Is as an unconventional warfare guy and a former analyst, both Intel and investment analyst, and watching it happen live in my own, you know, against my own humble little account on Twitter, I'm watching all of these little algorithm tricking devices that are coming in with individuals that are, you know, either probably paid by NGOs or bots or a combination of both.
And these little tips, these little tricks that they're doing to jump in and hijack a conversation, make a statement that then creates some kind of guilt by association, as we talked about yesterday, some interpretation of the article, whatever I articulated is a complete, you know, complete logical fallacy written statement.
However, that's now captured in the LLM.
And then they'll immediately block so you can't refute the statement, et cetera.
And then you go do a search in Grok and you draw up and these types of comments were just little, you know, drive-by freaking linguistic shooting, right?
They're there now and they're in the permanent record.
And the, the, and this gets back to the book I wrote, The Eternal War, gets back to the psychopath, sociopath things, because when you see these word structures, I don't even need to go look at the account, right?
See, it's got like zero followers or 35 followers or et cetera.
All I got to look at is the linguistic string and go, that's a bot.
Whether it's a human NPC or it's a bot, that's a, right?
And what are they doing?
They are specifically dirtying and they're looking at certain keywords and certain conversations and certain individuals and certain narratives.
And then they'll jump in there and throw this in here.
Well, that's, Tommy, back to conversation you and I have been kind of carrying on now for several months.
That's what the drunk bitch does at the bar to keep the, you know, to get a fight going.
Yeah.
Right.
Or to, you know, just stir up trouble.
Just spike it and cause, cause friction and fog between once it's out there and once the algorithm, so that's the, you know, the problem is the algorithms on the back don't have the sophistication, at least the ones that are out there now.
And maybe yours, you know, maybe you're building this in, but, you know, that would be an effect.
Sorry to interrupt.
So that would be an effective way to destroy any sort of algorithm recommend.
So let's say I want people to watch something like my channel and people go, you know, I like Tommy enough.
He has on, he has on guests.
And, you know, for the most, I would like to think, you know, let him have the free reign of it.

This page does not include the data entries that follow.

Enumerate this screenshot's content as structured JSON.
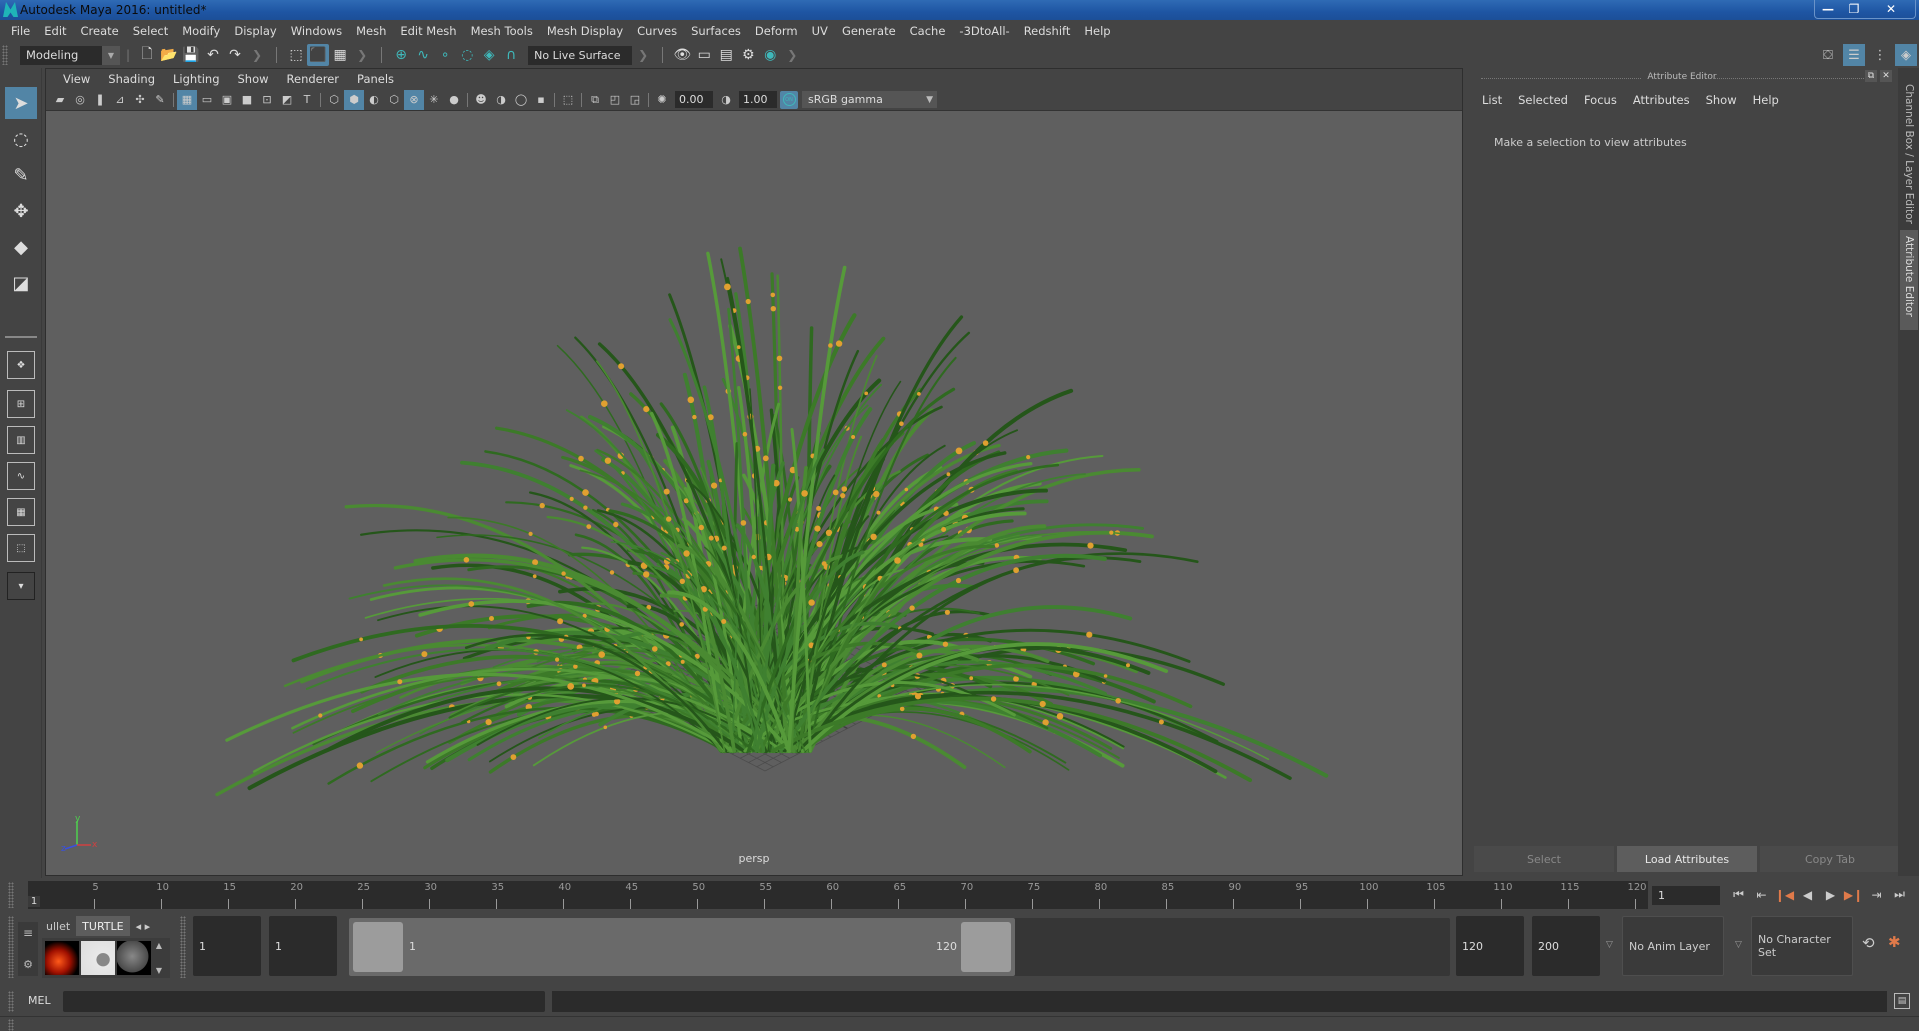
{
  "window": {
    "title": "Autodesk Maya 2016: untitled*",
    "controls": {
      "minimize": "—",
      "restore": "❐",
      "close": "✕"
    }
  },
  "menubar": [
    "File",
    "Edit",
    "Create",
    "Select",
    "Modify",
    "Display",
    "Windows",
    "Mesh",
    "Edit Mesh",
    "Mesh Tools",
    "Mesh Display",
    "Curves",
    "Surfaces",
    "Deform",
    "UV",
    "Generate",
    "Cache",
    "-3DtoAll-",
    "Redshift",
    "Help"
  ],
  "statusline": {
    "mode": "Modeling",
    "live_surface": "No Live Surface"
  },
  "viewport": {
    "menu": [
      "View",
      "Shading",
      "Lighting",
      "Show",
      "Renderer",
      "Panels"
    ],
    "exposure": "0.00",
    "gamma": "1.00",
    "color_management_toggle": "ON",
    "color_space": "sRGB gamma",
    "camera_label": "persp",
    "axis": {
      "x": "x",
      "y": "y",
      "z": "z"
    },
    "scene_object": "grass bush with orange flowers on grid"
  },
  "attribute_editor": {
    "title": "Attribute Editor",
    "menu": [
      "List",
      "Selected",
      "Focus",
      "Attributes",
      "Show",
      "Help"
    ],
    "empty_message": "Make a selection to view attributes",
    "buttons": {
      "select": "Select",
      "load": "Load Attributes",
      "copy": "Copy Tab"
    }
  },
  "side_tabs": [
    "Channel Box / Layer Editor",
    "Attribute Editor"
  ],
  "timeline": {
    "start_label": "1",
    "ticks": [
      5,
      10,
      15,
      20,
      25,
      30,
      35,
      40,
      45,
      50,
      55,
      60,
      65,
      70,
      75,
      80,
      85,
      90,
      95,
      100,
      105,
      110,
      115,
      120
    ],
    "current_frame": "1",
    "playback": [
      "go-to-start",
      "step-back-key",
      "step-back-frame",
      "play-backward",
      "play-forward",
      "step-forward-frame",
      "step-forward-key",
      "go-to-end"
    ]
  },
  "range": {
    "shelf_tabs": [
      "ullet",
      "TURTLE"
    ],
    "start_time": "1",
    "playback_start": "1",
    "range_min_label": "1",
    "range_max_label": "120",
    "playback_end": "120",
    "end_time": "200",
    "anim_layer": "No Anim Layer",
    "character_set": "No Character Set"
  },
  "command_line": {
    "language": "MEL",
    "input": "",
    "output": ""
  },
  "colors": {
    "accent": "#5285a6",
    "teal": "#3fb8ba",
    "orange": "#e07a4a",
    "viewport_bg": "#5f5f5f",
    "grass": "#3f7a2a",
    "flower": "#e0a030"
  }
}
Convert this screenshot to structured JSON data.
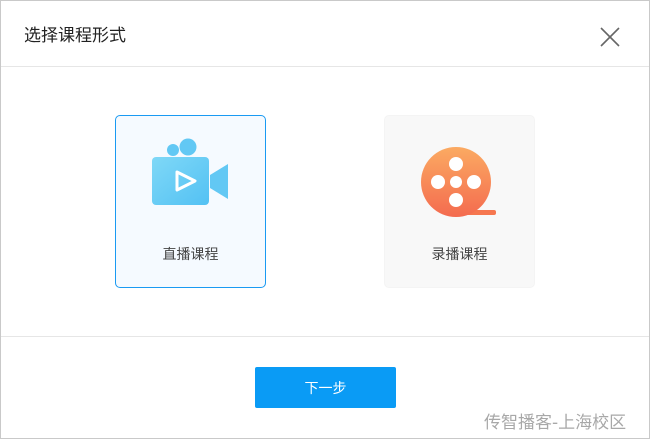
{
  "dialog": {
    "title": "选择课程形式",
    "close_icon": "close-icon"
  },
  "options": [
    {
      "label": "直播课程",
      "icon": "video-camera-icon",
      "selected": true,
      "accent": "#5bc8f5"
    },
    {
      "label": "录播课程",
      "icon": "film-reel-icon",
      "selected": false,
      "accent": "#f57a54"
    }
  ],
  "footer": {
    "next_label": "下一步"
  },
  "watermark": "传智播客-上海校区",
  "colors": {
    "primary": "#0a9bf5",
    "selected_border": "#1a9af2"
  }
}
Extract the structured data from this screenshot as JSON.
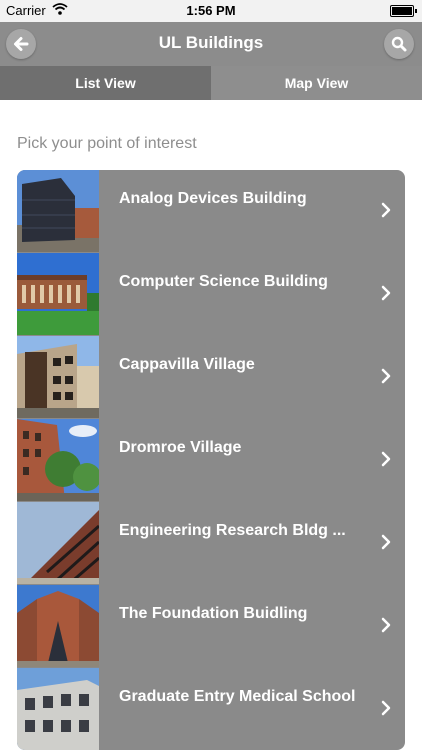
{
  "status_bar": {
    "carrier": "Carrier",
    "time": "1:56 PM"
  },
  "nav": {
    "title": "UL Buildings",
    "back_icon": "back-arrow-icon",
    "search_icon": "search-icon"
  },
  "tabs": [
    {
      "label": "List View",
      "active": true
    },
    {
      "label": "Map View",
      "active": false
    }
  ],
  "prompt": "Pick your point of interest",
  "buildings": [
    {
      "name": "Analog Devices Building"
    },
    {
      "name": "Computer Science Building"
    },
    {
      "name": "Cappavilla Village"
    },
    {
      "name": "Dromroe Village"
    },
    {
      "name": "Engineering Research Bldg ..."
    },
    {
      "name": "The Foundation Buidling"
    },
    {
      "name": "Graduate Entry Medical School"
    }
  ],
  "colors": {
    "nav_bg": "#8c8c8c",
    "tab_active": "#6f6f6f",
    "tab_inactive": "#8e8e8e",
    "list_bg": "#8a8a8a",
    "prompt": "#8e8e8e"
  }
}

And they go, I'd like that.
And then, but imagine if a third or a fourth person could come into, you know, the occasional podcast and be like, yo, fuck you, Mike.
And then like dip out.
And you're like, Tommy, why'd you say that?
I'm like, I didn't say that.
I'm like, what are you talking about?
And then we start fanning things.
Well, now all of a sudden the algorithm goes, oh, you don't like Tommy's podcast.
You love arguing.
Here's some more stuff.
And it's like, well, no, I was, I was wanting to hear more about vaccines or even more.
Tommy said this when actually Tommy didn't say that at all.
Some little thing jumped in, created an interpretation.
Now the engine, you know, the way in which the large language models work goes, well, that's a statement that's out there.
Maybe it has truth because it was said.
Again, back to the way in which the estrogens work because the estrogens are linguistically based, right?
Like I think the first sentence ever said in human history was said by a woman and it was a lie.
Yeah.
Yeah, it probably was.
What was the statement other than, you know, eat this apple?
Was it like, take out the trash or something?
Yeah.
No, no, no.
This cave is fine.
This cave is fine.
No, the fire is warm enough.
Yeah, it's fine.
Probably, yes, they're your cave shit.
Yeah, these are your kids.
No, no, no.
I was looking forward to Willie Manneth again.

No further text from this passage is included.